On the night of April 12, 2015, Bhadreshkumar and Palak were working a night shift at a Dunkin' Donuts located on Arundel Mills Boulevard in Hanover, Maryland. The store was owned by a relative of Bhadreshkumar whom the couple were visiting. Surveillance footage showed Bhadreshkumar and Palak walking together in the kitchen at around 9:30 p.m. before disappearing out of view behind some racks. Moments later, Bhadreshkumar re-emerged without his wife, turned off an oven, and left the store.

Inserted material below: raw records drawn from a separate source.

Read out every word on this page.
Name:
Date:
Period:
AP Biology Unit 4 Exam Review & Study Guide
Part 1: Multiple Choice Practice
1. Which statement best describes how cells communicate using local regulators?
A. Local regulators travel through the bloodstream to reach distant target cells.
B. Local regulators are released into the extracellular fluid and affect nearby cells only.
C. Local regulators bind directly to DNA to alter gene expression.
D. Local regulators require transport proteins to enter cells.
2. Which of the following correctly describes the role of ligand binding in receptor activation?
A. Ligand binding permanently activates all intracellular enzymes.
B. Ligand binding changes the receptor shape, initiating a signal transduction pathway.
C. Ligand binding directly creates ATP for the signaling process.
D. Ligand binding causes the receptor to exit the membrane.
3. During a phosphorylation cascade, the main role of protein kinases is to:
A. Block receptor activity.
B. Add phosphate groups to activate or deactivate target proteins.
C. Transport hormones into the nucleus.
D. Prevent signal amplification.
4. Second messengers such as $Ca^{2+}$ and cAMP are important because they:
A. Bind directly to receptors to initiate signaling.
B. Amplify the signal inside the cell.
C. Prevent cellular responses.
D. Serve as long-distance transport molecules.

The body of 21-year-old Palak Patel was found later that night. She had been beaten to death and stabbed multiple times with a large kitchen knife. Investigators believe the couple had an argument, with Palak wanting to return to India and Bhadreshkumar wishing to remain in the U.S. instead.

==Aftermath==
Customers arriving at the Dunkin' Donuts store grew concerned when no employees came to serve them. A police officer who happened to be near the store was approached by concerned customers and checked out the scene. Upon searching the store, the officer found Palak's body. Police then checked the surveillance video and realized the killer was likely Bhadreshkumar, who had vanished. Bhadreshkumar was not identified as the suspect until over an hour after the killing, giving him time to escape.

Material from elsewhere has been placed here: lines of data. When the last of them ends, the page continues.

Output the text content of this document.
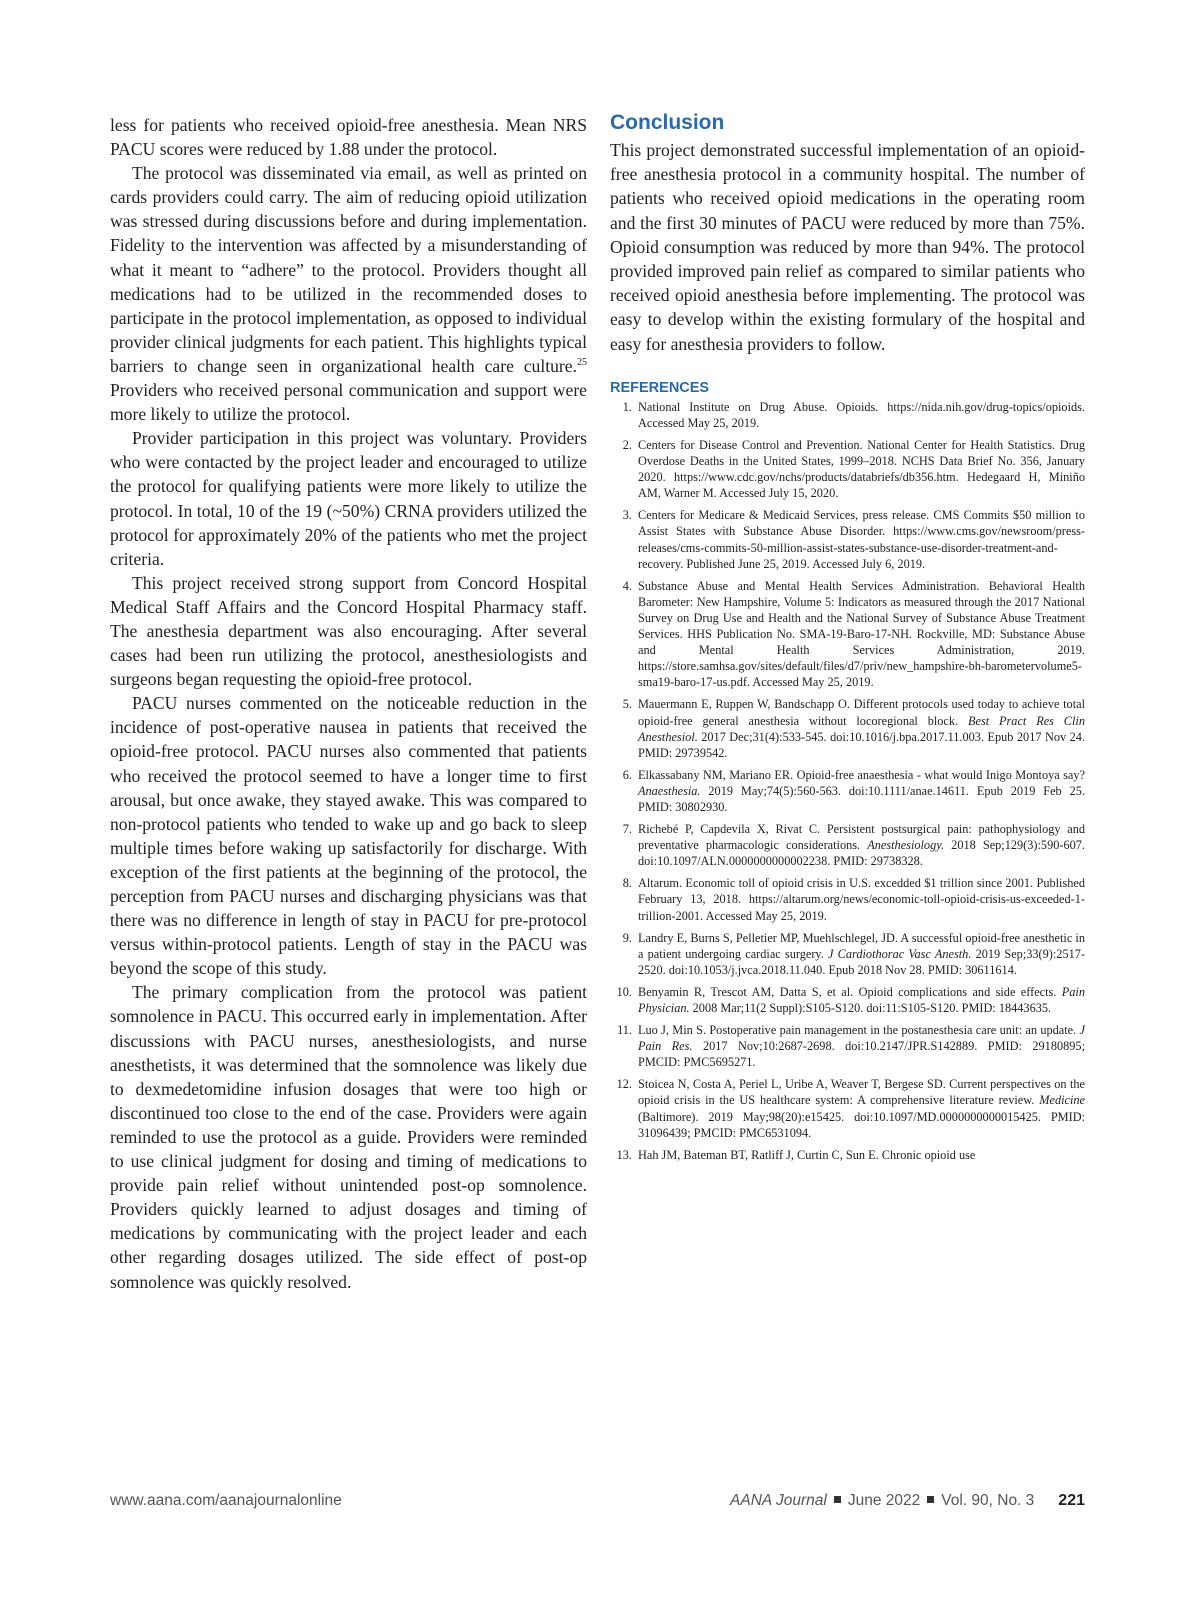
less for patients who received opioid-free anesthesia. Mean NRS PACU scores were reduced by 1.88 under the protocol.

The protocol was disseminated via email, as well as printed on cards providers could carry. The aim of reducing opioid utilization was stressed during discussions before and during implementation. Fidelity to the intervention was affected by a misunderstanding of what it meant to “adhere” to the protocol. Providers thought all medications had to be utilized in the recommended doses to participate in the protocol implementation, as opposed to individual provider clinical judgments for each patient. This highlights typical barriers to change seen in organizational health care culture.$^{25}$ Providers who received personal communication and support were more likely to utilize the protocol.

Provider participation in this project was voluntary. Providers who were contacted by the project leader and encouraged to utilize the protocol for qualifying patients were more likely to utilize the protocol. In total, 10 of the 19 (~50%) CRNA providers utilized the protocol for approximately 20% of the patients who met the project criteria.

This project received strong support from Concord Hospital Medical Staff Affairs and the Concord Hospital Pharmacy staff. The anesthesia department was also encouraging. After several cases had been run utilizing the protocol, anesthesiologists and surgeons began requesting the opioid-free protocol.

PACU nurses commented on the noticeable reduction in the incidence of post-operative nausea in patients that received the opioid-free protocol. PACU nurses also commented that patients who received the protocol seemed to have a longer time to first arousal, but once awake, they stayed awake. This was compared to non-protocol patients who tended to wake up and go back to sleep multiple times before waking up satisfactorily for discharge. With exception of the first patients at the beginning of the protocol, the perception from PACU nurses and discharging physicians was that there was no difference in length of stay in PACU for pre-protocol versus within-protocol patients. Length of stay in the PACU was beyond the scope of this study.

The primary complication from the protocol was patient somnolence in PACU. This occurred early in implementation. After discussions with PACU nurses, anesthesiologists, and nurse anesthetists, it was determined that the somnolence was likely due to dexmedetomidine infusion dosages that were too high or discontinued too close to the end of the case. Providers were again reminded to use the protocol as a guide. Providers were reminded to use clinical judgment for dosing and timing of medications to provide pain relief without unintended post-op somnolence. Providers quickly learned to adjust dosages and timing of medications by communicating with the project leader and each other regarding dosages utilized. The side effect of post-op somnolence was quickly resolved.

Conclusion

This project demonstrated successful implementation of an opioid-free anesthesia protocol in a community hospital. The number of patients who received opioid medications in the operating room and the first 30 minutes of PACU were reduced by more than 75%. Opioid consumption was reduced by more than 94%. The protocol provided improved pain relief as compared to similar patients who received opioid anesthesia before implementing. The protocol was easy to develop within the existing formulary of the hospital and easy for anesthesia providers to follow.

REFERENCES
1. National Institute on Drug Abuse. Opioids. https://nida.nih.gov/drug-topics/opioids. Accessed May 25, 2019.
2. Centers for Disease Control and Prevention. National Center for Health Statistics. Drug Overdose Deaths in the United States, 1999–2018. NCHS Data Brief No. 356, January 2020. https://www.cdc.gov/nchs/products/databriefs/db356.htm. Hedegaard H, Miniño AM, Warner M. Accessed July 15, 2020.
3. Centers for Medicare & Medicaid Services, press release. CMS Commits $50 million to Assist States with Substance Abuse Disorder. https://www.cms.gov/newsroom/press-releases/cms-commits-50-million-assist-states-substance-use-disorder-treatment-and-recovery. Published June 25, 2019. Accessed July 6, 2019.
4. Substance Abuse and Mental Health Services Administration. Behavioral Health Barometer: New Hampshire, Volume 5: Indicators as measured through the 2017 National Survey on Drug Use and Health and the National Survey of Substance Abuse Treatment Services. HHS Publication No. SMA-19-Baro-17-NH. Rockville, MD: Substance Abuse and Mental Health Services Administration, 2019. https://store.samhsa.gov/sites/default/files/d7/priv/new_hampshire-bh-barometervolume5-sma19-baro-17-us.pdf. Accessed May 25, 2019.
5. Mauermann E, Ruppen W, Bandschapp O. Different protocols used today to achieve total opioid-free general anesthesia without locoregional block. Best Pract Res Clin Anesthesiol. 2017 Dec;31(4):533-545. doi:10.1016/j.bpa.2017.11.003. Epub 2017 Nov 24. PMID: 29739542.
6. Elkassabany NM, Mariano ER. Opioid-free anaesthesia - what would Inigo Montoya say? Anaesthesia. 2019 May;74(5):560-563. doi:10.1111/anae.14611. Epub 2019 Feb 25. PMID: 30802930.
7. Richebé P, Capdevila X, Rivat C. Persistent postsurgical pain: pathophysiology and preventative pharmacologic considerations. Anesthesiology. 2018 Sep;129(3):590-607. doi:10.1097/ALN.0000000000002238. PMID: 29738328.
8. Altarum. Economic toll of opioid crisis in U.S. excedded $1 trillion since 2001. Published February 13, 2018. https://altarum.org/news/economic-toll-opioid-crisis-us-exceeded-1-trillion-2001. Accessed May 25, 2019.
9. Landry E, Burns S, Pelletier MP, Muehlschlegel, JD. A successful opioid-free anesthetic in a patient undergoing cardiac surgery. J Cardiothorac Vasc Anesth. 2019 Sep;33(9):2517-2520. doi:10.1053/j.jvca.2018.11.040. Epub 2018 Nov 28. PMID: 30611614.
10. Benyamin R, Trescot AM, Datta S, et al. Opioid complications and side effects. Pain Physician. 2008 Mar;11(2 Suppl):S105-S120. doi:11:S105-S120. PMID: 18443635.
11. Luo J, Min S. Postoperative pain management in the postanesthesia care unit: an update. J Pain Res. 2017 Nov;10:2687-2698. doi:10.2147/JPR.S142889. PMID: 29180895; PMCID: PMC5695271.
12. Stoicea N, Costa A, Periel L, Uribe A, Weaver T, Bergese SD. Current perspectives on the opioid crisis in the US healthcare system: A comprehensive literature review. Medicine (Baltimore). 2019 May;98(20):e15425. doi:10.1097/MD.0000000000015425. PMID: 31096439; PMCID: PMC6531094.
13. Hah JM, Bateman BT, Ratliff J, Curtin C, Sun E. Chronic opioid use
www.aana.com/aanajournalonline	AANA Journal June 2022 Vol. 90, No. 3 221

After the killing of Palak, Bhadreshkumar fled the store and returned to his nearby apartment on foot. He took some personal items and then got a cab to a hotel near Newark Liberty International Airport. The taxi driver reported that Bhadreshkumar was very calm during the journey. He checked into a hotel in Newark and was seen on surveillance video at the counter paying in cash for a room. He checked out the following morning.

Bhadreshkumar was last seen on the morning of April 13, 2015, around 10 a.m. at Newark Penn Station in New Jersey. He took a hotel shuttle to the station and has not been seen since.

==Investigation==
Authorities believe Bhadreshkumar could have fled the country or could be hiding with relatives. He had a visa to be in the U.S., but it had expired by the time he carried out the killing. A report stated that because of this, there was no indication he was able to legally leave the country.

An investigation with Palak's family into the killing revealed that the last conversation she had with them was about wishing to return home to India. This call was made moments before Palak was killed and had been overheard by Bhadreshkumar. Police believe that Bhadreshkumar then argued with his wife and killed her for this reason.

Bhadreshkumar has connections in Canada and India and the U.S. states of New Jersey, Kentucky, Georgia, and Illinois. He is considered armed and extremely dangerous. A reward of up to $1,000,000 is available for information that leads to his whereabouts.